Menurut Rahmi, dengan pendaftaran ini diharapkan pegiat kebaya semakin menjamur. Tidak hanya di Asia Tenggara, tetapi juga di dunia. ”Bahkan saat ini sudah ada pegiat kebaya di 12 negara di Eropa. Semoga fenomena ini pertanda baik,” katanya.
Pengajuan kebaya sebagai warisan budaya tak benda dilakukan sejak Maret 2023. Pada Desember 2024 diharapkan kebaya bisa masuk dalam daftar kebudayaan yang akan disidangkan di UNESCO.
Indiah Marsaban, anggota Tim Nasional Kebaya Indonesia, berpendapat, kebaya adalah wastra nusantara yang mengandung nilai luhur yang sangat berharga.
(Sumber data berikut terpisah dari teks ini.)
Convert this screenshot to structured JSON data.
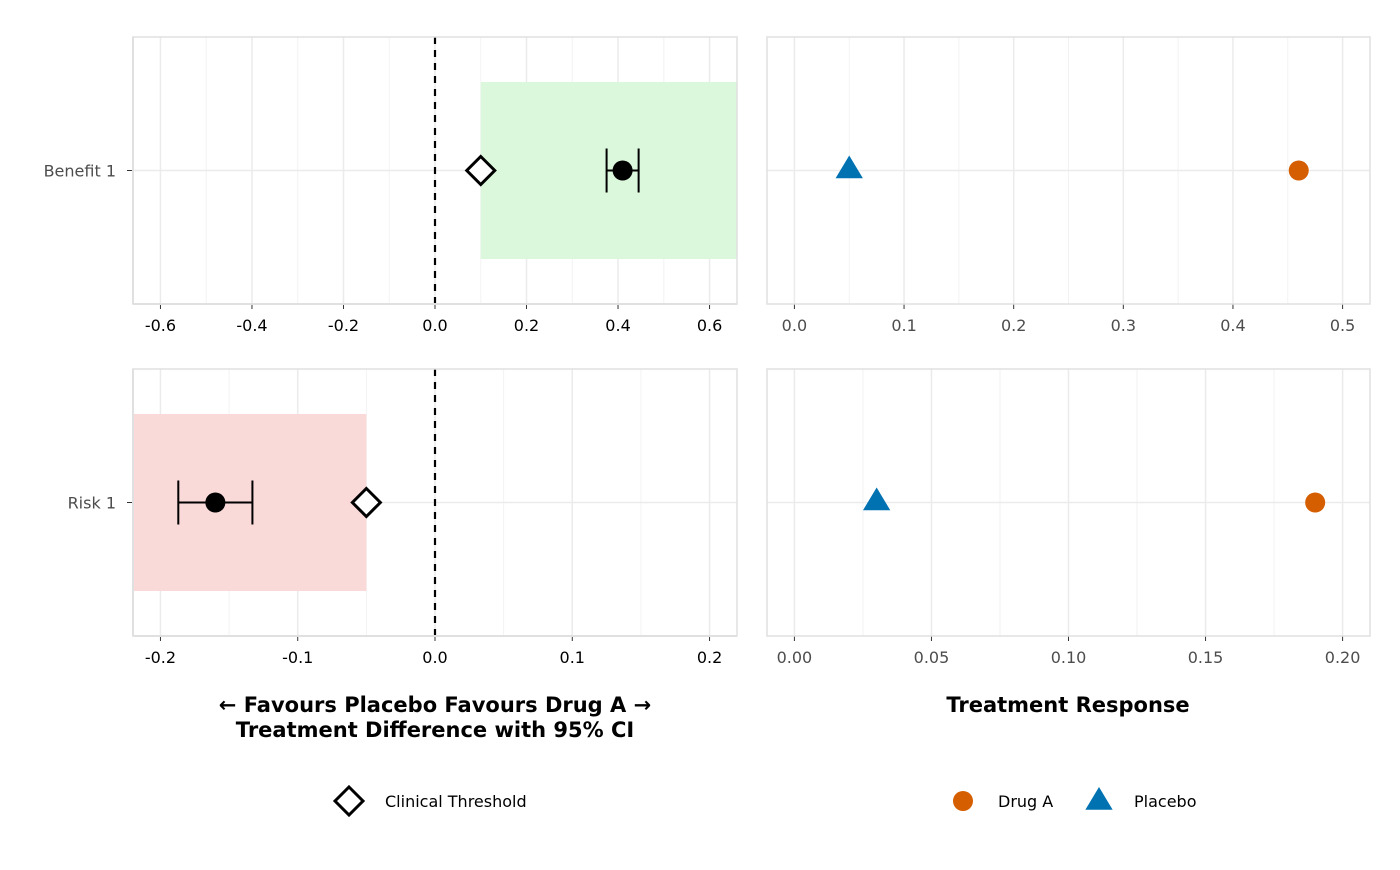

Dengan berkebaya, perempuan Indonesia diajak untuk lebih menahan diri dalam berperilaku.
Di sisi lain, kebaya juga menyimbolkan adanya kebebasan berekspresi. Ada ratusan ragam kebaya yang berasal dari beberapa daerah dan memiliki ciri khasnya sendiri. Di sinilah tergambar betapa kebaya menjadi wadah kebebasan berekspresi bagi kaum perempuan.
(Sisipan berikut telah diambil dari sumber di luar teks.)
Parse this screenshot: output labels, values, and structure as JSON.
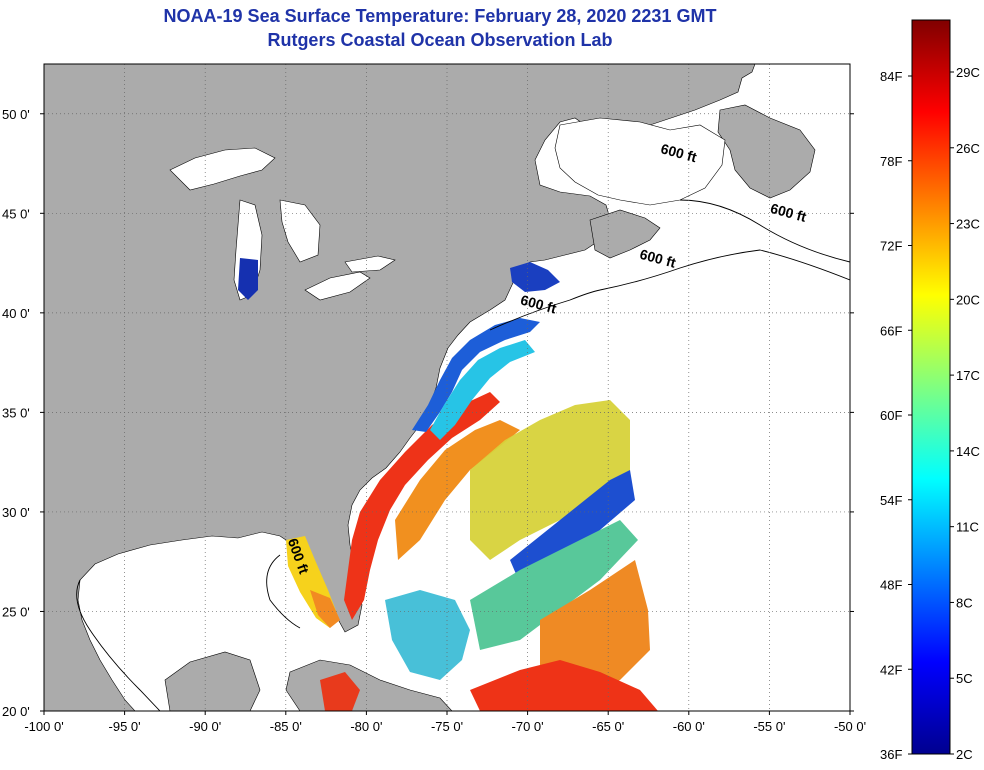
{
  "title": {
    "line1": "NOAA-19 Sea Surface Temperature:  February 28, 2020 2231 GMT",
    "line2": "Rutgers Coastal Ocean Observation Lab"
  },
  "map": {
    "lon_range": [
      -100,
      -50
    ],
    "lat_range": [
      20,
      52.5
    ],
    "grid": "dotted",
    "x_ticks": [
      {
        "value": -100,
        "label": "-100 0'"
      },
      {
        "value": -95,
        "label": "-95 0'"
      },
      {
        "value": -90,
        "label": "-90 0'"
      },
      {
        "value": -85,
        "label": "-85 0'"
      },
      {
        "value": -80,
        "label": "-80 0'"
      },
      {
        "value": -75,
        "label": "-75 0'"
      },
      {
        "value": -70,
        "label": "-70 0'"
      },
      {
        "value": -65,
        "label": "-65 0'"
      },
      {
        "value": -60,
        "label": "-60 0'"
      },
      {
        "value": -55,
        "label": "-55 0'"
      },
      {
        "value": -50,
        "label": "-50 0'"
      }
    ],
    "y_ticks": [
      {
        "value": 20,
        "label": "20 0'"
      },
      {
        "value": 25,
        "label": "25 0'"
      },
      {
        "value": 30,
        "label": "30 0'"
      },
      {
        "value": 35,
        "label": "35 0'"
      },
      {
        "value": 40,
        "label": "40 0'"
      },
      {
        "value": 45,
        "label": "45 0'"
      },
      {
        "value": 50,
        "label": "50 0'"
      }
    ],
    "isobath_labels": [
      {
        "text": "600 ft",
        "lon": -60.7,
        "lat": 47.8
      },
      {
        "text": "600 ft",
        "lon": -53.9,
        "lat": 44.8
      },
      {
        "text": "600 ft",
        "lon": -62.0,
        "lat": 42.5
      },
      {
        "text": "600 ft",
        "lon": -69.4,
        "lat": 40.2
      },
      {
        "text": "600 ft",
        "lon": -84.5,
        "lat": 27.7
      }
    ],
    "colors": {
      "land": "#ababab",
      "no_data_ocean": "#ffffff",
      "title": "#1f33a8"
    }
  },
  "colorbar": {
    "colors": [
      "#00008f",
      "#0000ff",
      "#0080ff",
      "#00ffff",
      "#80ff80",
      "#ffff00",
      "#ff8000",
      "#ff0000",
      "#800000"
    ],
    "fahrenheit_labels": [
      "84F",
      "78F",
      "72F",
      "66F",
      "60F",
      "54F",
      "48F",
      "42F",
      "36F"
    ],
    "celsius_labels": [
      "29C",
      "26C",
      "23C",
      "20C",
      "17C",
      "14C",
      "11C",
      "8C",
      "5C",
      "2C"
    ]
  }
}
”Kebaya adalah produk budaya yang berkembang dinamis, hidup dan tumbuh seiring dengan kehidupan masyarakatnya,” ujar Indiah.
Karena itulah, ujar Indiah, saat ini kebaya dikelompokkan dalam dua bagian, yakni kebaya tradisional dan kebaya kontemporer. Kebaya tradisional adalah berkebaya dengan tetap mempertahankan pakem adat-istiadat. Misalnya dalam acara adat, kebaya biasanya dipadukan dengan tatanan rambut yang disanggul serta mengenakan sandal selop.
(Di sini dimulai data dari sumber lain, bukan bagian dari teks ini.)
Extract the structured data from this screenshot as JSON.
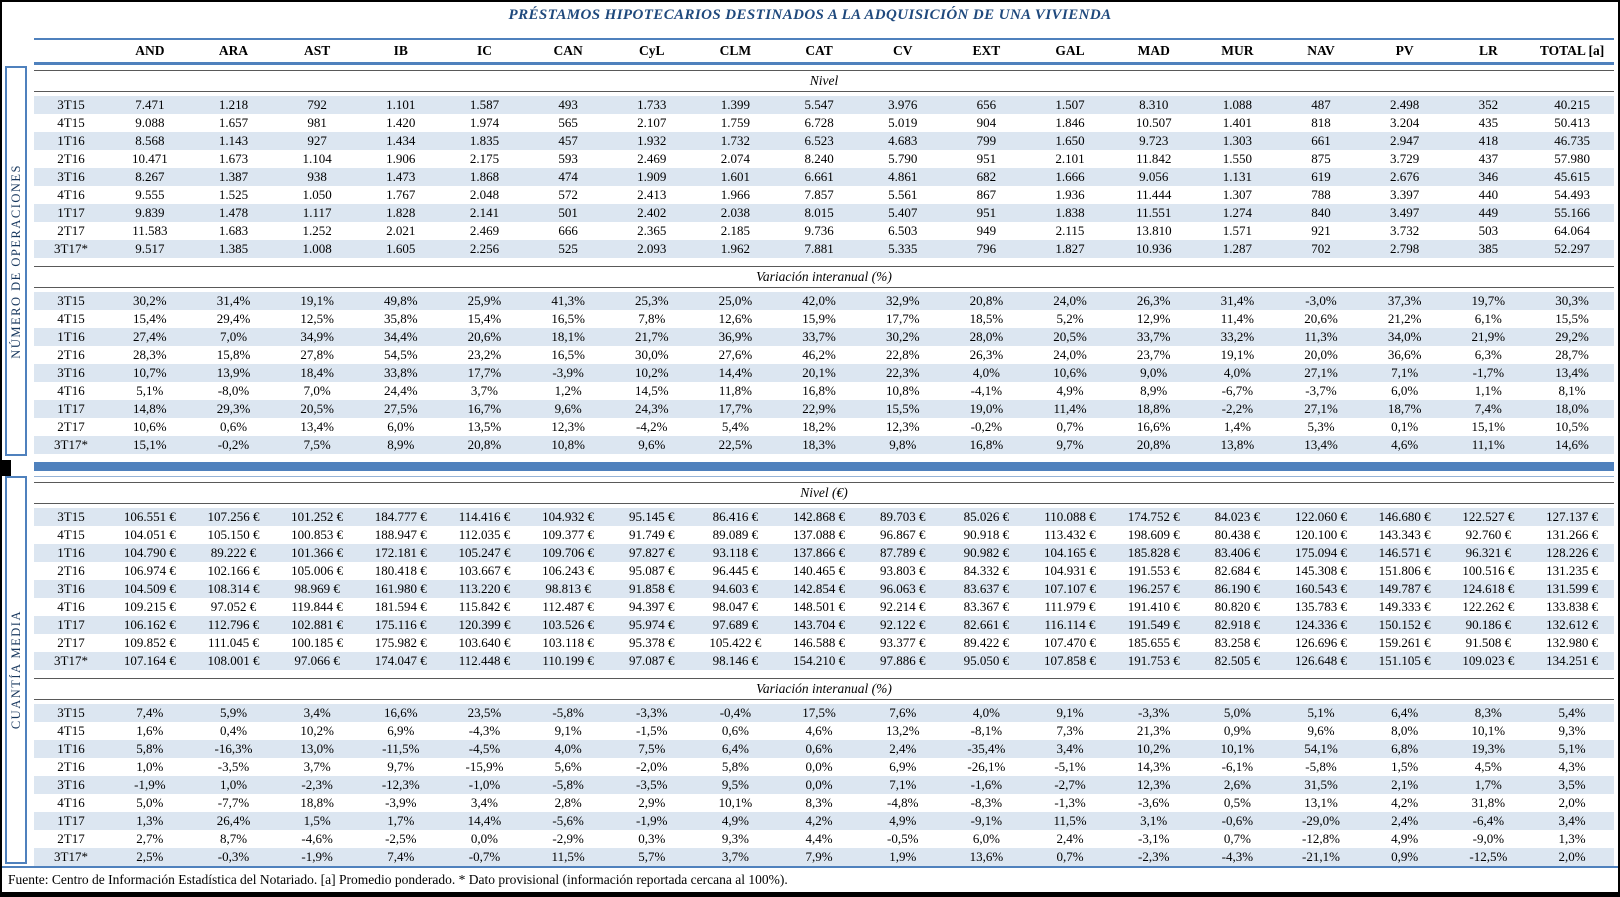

Sementara kebaya kontemporer bisa dipadupadankan dengan jenis busana lainnya. Misalnya, kebaya bisa dipadukan dengan rok, kain, bahkan jins. Bahkan tidak sedikin yang mengenakan sepatu olahraga. Dengan demikian, penggunaan busana kebaya lebih fleksibel.
Selain itu, kebaya juga menjadi simbol pupusnya sekat sosial. Itu karena kebaya bisa digunakan untuk semua kalangan. Mulai dari penjual jamu, petani, menteri, hingga ibu negara.
Sebab, pada dasarnya kebaya itu mempersatukan. Sama seperti Kartini yang mempersatukan perempuan Indonesia untuk mampu hidup berdikari dengan menjunjung emansipasi. Karena itu, generasi muda Indonesia tidak perlu ragu untuk berkebaya.